2) Outro caminho de pressão é um procedimento disciplinar conhecido como artigo 7º, que a Comissão Europeia aplica quando considera que um de seus membros pode estar violando valores essenciais da UE. No limite, os procedimentos do artigo 7º podem levar à suspensão de direito de voto de um país no Conselho Europeu, órgão que reúne os governos dos 27 membros.
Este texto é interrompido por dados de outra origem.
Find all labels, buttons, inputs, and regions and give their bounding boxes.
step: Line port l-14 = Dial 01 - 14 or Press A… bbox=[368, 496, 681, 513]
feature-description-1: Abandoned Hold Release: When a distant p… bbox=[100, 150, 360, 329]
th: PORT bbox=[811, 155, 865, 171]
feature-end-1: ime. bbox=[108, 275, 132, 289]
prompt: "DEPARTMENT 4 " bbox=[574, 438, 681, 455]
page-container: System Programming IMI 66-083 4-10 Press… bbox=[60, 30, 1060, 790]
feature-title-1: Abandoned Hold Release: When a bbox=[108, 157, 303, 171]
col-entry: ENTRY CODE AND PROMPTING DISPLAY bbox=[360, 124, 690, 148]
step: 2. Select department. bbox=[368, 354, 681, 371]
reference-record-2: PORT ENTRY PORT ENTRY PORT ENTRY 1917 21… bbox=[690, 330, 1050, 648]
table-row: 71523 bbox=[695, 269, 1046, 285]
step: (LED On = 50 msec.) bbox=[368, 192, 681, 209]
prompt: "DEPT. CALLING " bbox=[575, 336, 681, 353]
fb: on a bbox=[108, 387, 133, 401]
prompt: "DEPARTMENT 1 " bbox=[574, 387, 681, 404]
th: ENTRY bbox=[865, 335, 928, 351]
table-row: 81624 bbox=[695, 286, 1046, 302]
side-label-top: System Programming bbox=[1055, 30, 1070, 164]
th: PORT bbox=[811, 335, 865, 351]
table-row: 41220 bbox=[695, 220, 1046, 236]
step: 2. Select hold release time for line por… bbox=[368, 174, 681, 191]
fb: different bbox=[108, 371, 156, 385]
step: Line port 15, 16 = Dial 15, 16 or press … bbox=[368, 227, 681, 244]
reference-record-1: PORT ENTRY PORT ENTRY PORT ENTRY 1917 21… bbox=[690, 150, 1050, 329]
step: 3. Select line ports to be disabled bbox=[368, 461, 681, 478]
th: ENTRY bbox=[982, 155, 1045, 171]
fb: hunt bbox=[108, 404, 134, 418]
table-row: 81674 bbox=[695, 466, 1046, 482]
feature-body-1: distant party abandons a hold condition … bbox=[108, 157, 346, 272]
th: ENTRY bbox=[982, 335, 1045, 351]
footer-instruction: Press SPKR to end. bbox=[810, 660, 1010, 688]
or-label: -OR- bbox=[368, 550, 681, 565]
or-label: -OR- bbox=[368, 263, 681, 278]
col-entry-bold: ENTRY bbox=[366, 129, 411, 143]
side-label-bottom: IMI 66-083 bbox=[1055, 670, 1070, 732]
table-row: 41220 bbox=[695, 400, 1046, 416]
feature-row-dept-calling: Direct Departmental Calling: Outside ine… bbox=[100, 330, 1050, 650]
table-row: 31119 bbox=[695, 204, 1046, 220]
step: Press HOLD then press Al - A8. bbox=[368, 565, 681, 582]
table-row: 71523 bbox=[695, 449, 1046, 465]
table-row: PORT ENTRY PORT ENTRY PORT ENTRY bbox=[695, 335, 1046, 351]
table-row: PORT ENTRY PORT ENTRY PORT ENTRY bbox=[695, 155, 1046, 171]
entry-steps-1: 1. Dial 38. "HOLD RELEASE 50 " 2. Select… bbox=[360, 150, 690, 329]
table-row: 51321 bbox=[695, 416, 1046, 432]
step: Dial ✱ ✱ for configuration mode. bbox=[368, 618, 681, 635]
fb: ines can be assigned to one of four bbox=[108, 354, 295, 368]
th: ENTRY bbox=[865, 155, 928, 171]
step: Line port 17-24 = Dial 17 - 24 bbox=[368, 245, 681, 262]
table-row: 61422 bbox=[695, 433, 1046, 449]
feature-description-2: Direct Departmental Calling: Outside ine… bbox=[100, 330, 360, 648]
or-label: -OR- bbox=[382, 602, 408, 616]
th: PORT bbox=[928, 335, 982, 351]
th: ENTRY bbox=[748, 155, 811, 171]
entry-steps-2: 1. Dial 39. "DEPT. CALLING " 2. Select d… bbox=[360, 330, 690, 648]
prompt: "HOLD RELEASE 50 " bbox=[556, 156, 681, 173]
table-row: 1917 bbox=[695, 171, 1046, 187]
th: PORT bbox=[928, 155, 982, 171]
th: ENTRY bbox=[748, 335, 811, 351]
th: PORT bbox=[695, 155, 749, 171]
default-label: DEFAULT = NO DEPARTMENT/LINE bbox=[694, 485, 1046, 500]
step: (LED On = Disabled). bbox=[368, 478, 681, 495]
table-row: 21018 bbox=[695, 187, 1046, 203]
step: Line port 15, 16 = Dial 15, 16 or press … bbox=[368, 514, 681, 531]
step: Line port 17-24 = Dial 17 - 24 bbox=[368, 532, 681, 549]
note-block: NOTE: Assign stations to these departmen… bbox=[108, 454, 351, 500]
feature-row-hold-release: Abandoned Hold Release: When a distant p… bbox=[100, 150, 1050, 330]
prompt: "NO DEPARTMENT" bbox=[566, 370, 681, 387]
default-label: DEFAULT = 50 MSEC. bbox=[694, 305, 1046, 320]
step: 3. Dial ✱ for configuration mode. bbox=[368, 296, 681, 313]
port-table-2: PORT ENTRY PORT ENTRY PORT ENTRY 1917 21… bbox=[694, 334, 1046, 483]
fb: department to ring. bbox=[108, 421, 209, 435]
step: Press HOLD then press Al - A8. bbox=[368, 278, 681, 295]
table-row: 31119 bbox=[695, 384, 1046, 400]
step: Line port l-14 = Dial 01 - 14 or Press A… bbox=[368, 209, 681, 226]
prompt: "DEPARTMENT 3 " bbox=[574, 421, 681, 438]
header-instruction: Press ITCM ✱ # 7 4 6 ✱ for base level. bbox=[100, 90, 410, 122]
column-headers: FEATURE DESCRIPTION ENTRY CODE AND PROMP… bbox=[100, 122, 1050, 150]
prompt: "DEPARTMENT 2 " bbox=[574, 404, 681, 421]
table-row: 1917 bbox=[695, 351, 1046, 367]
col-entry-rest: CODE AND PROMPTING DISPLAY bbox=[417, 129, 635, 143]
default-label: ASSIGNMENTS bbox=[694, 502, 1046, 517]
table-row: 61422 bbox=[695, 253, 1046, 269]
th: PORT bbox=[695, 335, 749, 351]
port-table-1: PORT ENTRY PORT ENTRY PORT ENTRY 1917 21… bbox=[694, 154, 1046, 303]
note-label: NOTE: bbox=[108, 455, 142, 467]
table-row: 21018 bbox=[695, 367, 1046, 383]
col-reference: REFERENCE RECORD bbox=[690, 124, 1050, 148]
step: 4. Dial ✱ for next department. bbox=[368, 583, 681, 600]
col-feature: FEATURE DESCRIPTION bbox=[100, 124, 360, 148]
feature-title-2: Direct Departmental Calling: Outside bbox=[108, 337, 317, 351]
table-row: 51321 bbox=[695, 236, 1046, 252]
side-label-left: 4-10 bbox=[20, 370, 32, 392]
Para isso, no entanto, é necessária aprovação unânime dos outros 26 membros, algo improvável porque a Polônia, também sob investigação, apoia o governo de Orbán.
3) Um novo instrumento, fruto de um acordo não muito enfático firmado no ano passado, é tentar vincular o repasse dos recursos bilionários de reconstrução pós-pandemia ao respeito aos valores da UE e ao Estado de Direito.
Como o texto não estabelece firmemente essa barreira, aplicá-la dependeria de força política da Comissão e diplomacia. Não é pouco o que está em jogo: a Hungria pleiteia receber 50 bilhões de euros (R$ 296 bi), certa de um terço de seu PIB anual.